On June 20, Texas joined a number of states that apply the economic loss rule to damages claims arising from negligent misrepresentation between contractors and the owner’s architect. In LAN/STV v. Martin K. Eby Construction Company, Inc., No. 11-0810,1 the Supreme Court of Texas reversed the court of appeals, holding that the economic loss rule barred a general contractor from recovering delay damages in negligence claims against the owner’s architect. This decision reiterates the preference of many courts to allocate the risk of economic losses by contract where feasible.

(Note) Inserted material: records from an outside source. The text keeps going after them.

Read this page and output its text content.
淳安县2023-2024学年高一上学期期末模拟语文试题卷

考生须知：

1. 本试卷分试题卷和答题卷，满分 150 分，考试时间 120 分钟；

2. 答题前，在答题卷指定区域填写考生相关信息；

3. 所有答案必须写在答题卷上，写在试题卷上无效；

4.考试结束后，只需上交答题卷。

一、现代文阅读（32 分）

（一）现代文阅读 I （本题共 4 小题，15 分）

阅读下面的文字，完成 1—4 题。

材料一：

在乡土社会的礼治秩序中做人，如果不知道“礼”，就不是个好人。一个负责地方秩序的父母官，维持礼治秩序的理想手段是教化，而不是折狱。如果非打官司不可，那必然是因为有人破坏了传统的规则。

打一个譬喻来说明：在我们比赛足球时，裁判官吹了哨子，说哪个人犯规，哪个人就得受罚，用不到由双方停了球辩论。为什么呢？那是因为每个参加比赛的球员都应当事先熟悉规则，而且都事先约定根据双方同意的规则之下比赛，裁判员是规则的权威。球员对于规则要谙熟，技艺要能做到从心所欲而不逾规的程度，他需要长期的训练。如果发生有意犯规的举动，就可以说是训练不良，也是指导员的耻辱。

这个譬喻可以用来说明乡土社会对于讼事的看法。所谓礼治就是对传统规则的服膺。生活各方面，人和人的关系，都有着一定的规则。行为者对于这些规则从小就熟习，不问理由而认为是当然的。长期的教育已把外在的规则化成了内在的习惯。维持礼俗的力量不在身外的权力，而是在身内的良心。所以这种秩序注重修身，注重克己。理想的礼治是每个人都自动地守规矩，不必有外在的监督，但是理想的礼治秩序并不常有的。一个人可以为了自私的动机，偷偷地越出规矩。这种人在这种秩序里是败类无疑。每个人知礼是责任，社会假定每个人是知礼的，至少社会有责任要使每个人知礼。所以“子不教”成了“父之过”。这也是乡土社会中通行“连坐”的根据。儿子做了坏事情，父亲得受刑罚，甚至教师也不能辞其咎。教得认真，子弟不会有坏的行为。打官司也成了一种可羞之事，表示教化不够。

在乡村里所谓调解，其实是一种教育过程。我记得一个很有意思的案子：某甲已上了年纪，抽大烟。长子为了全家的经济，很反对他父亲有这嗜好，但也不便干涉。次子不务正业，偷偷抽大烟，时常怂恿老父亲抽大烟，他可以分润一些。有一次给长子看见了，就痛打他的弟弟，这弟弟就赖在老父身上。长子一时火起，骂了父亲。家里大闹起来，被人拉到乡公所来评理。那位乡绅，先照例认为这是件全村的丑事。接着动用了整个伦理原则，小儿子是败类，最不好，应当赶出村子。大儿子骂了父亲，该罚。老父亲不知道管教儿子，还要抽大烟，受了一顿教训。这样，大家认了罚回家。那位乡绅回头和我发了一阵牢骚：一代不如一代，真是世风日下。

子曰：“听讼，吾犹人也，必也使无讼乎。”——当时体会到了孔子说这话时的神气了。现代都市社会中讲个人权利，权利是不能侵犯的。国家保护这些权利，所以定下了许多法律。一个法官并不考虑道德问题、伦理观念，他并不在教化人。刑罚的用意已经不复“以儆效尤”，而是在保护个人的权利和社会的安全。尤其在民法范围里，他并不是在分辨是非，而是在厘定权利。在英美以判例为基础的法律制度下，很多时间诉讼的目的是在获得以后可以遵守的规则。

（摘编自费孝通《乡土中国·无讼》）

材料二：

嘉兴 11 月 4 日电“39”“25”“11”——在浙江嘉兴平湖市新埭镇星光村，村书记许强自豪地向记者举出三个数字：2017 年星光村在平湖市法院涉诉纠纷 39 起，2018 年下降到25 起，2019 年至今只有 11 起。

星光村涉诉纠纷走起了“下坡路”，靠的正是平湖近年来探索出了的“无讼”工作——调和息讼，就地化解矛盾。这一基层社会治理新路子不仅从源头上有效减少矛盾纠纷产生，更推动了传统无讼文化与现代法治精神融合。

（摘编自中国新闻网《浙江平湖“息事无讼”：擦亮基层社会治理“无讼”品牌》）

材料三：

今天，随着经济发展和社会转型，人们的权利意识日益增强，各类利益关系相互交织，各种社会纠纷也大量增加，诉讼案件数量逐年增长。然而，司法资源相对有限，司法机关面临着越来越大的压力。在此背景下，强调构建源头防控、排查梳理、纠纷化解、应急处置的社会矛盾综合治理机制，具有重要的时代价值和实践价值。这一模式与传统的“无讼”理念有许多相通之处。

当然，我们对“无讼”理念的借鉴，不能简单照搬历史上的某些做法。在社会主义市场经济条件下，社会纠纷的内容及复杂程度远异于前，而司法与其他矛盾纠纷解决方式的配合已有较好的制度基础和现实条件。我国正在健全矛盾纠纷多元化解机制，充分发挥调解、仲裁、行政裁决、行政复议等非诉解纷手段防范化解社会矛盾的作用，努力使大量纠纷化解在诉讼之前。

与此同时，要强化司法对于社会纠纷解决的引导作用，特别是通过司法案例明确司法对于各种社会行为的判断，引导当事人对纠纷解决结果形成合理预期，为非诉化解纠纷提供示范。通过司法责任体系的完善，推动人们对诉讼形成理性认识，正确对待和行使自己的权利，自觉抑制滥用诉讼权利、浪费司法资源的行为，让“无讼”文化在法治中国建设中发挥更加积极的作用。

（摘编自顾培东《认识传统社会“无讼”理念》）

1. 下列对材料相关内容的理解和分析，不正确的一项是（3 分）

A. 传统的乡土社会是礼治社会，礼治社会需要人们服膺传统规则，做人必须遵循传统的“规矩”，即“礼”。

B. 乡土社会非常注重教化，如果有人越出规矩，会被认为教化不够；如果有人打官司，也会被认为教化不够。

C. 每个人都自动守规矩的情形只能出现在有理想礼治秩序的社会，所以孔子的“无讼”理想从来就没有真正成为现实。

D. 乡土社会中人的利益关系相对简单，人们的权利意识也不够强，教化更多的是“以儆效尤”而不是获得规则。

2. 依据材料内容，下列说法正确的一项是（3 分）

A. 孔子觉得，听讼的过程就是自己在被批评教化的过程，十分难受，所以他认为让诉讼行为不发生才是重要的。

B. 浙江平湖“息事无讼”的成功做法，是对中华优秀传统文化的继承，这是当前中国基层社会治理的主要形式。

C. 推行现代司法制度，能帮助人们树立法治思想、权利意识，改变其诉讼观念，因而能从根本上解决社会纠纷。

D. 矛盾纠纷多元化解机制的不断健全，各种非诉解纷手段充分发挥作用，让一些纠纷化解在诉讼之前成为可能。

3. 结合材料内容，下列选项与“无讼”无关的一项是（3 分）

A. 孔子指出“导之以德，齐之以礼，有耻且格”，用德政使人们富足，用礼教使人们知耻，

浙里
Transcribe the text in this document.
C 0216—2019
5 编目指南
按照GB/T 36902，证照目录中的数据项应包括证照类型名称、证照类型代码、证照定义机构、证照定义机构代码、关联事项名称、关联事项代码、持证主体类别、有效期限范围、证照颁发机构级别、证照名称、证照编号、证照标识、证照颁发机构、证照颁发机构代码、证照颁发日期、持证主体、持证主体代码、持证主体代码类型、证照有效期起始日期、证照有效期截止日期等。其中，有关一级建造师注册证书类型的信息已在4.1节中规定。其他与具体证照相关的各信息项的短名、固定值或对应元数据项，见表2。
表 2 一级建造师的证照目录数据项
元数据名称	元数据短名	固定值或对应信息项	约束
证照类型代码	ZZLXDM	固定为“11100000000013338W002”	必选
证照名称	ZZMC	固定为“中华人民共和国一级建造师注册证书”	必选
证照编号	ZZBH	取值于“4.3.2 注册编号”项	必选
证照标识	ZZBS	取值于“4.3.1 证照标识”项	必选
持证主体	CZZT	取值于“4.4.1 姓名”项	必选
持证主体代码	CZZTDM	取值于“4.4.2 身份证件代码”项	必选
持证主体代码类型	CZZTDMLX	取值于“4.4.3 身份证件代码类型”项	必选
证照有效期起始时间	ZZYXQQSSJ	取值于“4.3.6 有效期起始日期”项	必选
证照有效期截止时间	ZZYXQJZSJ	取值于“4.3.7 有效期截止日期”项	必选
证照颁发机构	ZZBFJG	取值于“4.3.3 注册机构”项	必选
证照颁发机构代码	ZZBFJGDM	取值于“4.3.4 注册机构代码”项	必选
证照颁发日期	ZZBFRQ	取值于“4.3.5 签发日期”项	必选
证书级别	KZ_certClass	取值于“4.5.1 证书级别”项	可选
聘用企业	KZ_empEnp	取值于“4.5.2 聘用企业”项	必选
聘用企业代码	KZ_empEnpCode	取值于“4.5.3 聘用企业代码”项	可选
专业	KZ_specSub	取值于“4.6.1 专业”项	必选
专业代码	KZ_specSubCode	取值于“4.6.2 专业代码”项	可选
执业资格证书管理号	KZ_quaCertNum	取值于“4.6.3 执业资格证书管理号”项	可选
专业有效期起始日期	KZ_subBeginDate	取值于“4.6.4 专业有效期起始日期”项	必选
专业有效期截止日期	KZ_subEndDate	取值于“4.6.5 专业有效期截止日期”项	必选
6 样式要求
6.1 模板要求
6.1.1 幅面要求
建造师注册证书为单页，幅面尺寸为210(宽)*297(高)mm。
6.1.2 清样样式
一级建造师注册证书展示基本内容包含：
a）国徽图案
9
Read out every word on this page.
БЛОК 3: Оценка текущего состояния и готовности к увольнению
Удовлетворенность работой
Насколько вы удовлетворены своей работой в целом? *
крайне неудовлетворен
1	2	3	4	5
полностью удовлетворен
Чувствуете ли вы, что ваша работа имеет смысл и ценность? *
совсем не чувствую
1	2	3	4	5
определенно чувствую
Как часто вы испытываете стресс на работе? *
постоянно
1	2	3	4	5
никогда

In LAN/STV, the contractor, Martin K. Eby Construction Company, Inc. (Eby) sued the owner’s architect, LAN/STV, for delay damages arising from LAN/STV’s negligent misrepresentation—errors—in the plans and specifications. Eby submitted the low bid and was awarded a contract for the construction of a light rail transit line for Dallas Area Rapid Transit (DART). DART contracted with LAN/STV to prepare the plans, drawings and specifications that were incorporated into DART’s solicitation for competitive bids to construct the project. Days after beginning construction, Eby discovered the plans were full of errors and that 80% of the drawings had to be changed.
The jury found the architect negligently misrepresented the work and assessed Eby’s damages for its losses at $5 million. The jury also found that the damages were caused by Eby’s and DART’s negligence as well, and apportioned responsibility. The trial court found that the architect should only be liable for its apportioned share of the damages and rendered a $2.25 million judgment for Eby. The court of appeals affirmed.
The Supreme Court of Texas reversed the court of appeals. The court concluded that the purpose of the economic loss rule applied to the facts of this case and precluded a general contractor from recovering delay damages from the owner’s architect.
The economic loss rule restricts the recovery of purely economic damages in an action for negligence or strict liability. Unlike physical harm, purely economic harm is not self-limiting. Therefore, a single act of negligence can result in indeterminate and disproportionate liability. Risk of economic loss can be allocated by contract and, thus, should be imposed selectively in tort claims. Bearing this in mind, the court deviated from its previous practice of allowing recovery for economic losses for negligent misrepresentation.
The court’s rationale was twofold. First, the court found no reason to treat architects differently than any other party that agrees to participate in a construction project. While the plans drawn by the architect are intended to serve as a basis for reliance by the contractor, the court stated that the contractor’s principal reliance must be on the presentation of the plans by the owner, not the architect. Second, the court concluded that the parties could protect themselves by allocating the risk of economic loss contractually.
While this case departs from previous practice in Texas, it is consistent with many other states that apply the economic loss rule to negligent misrepresentation claims. As more states apply the economic loss rule, participants in construction projects should consider allocating this risk of loss contractually because their relief in court may be limited if they fail to do so.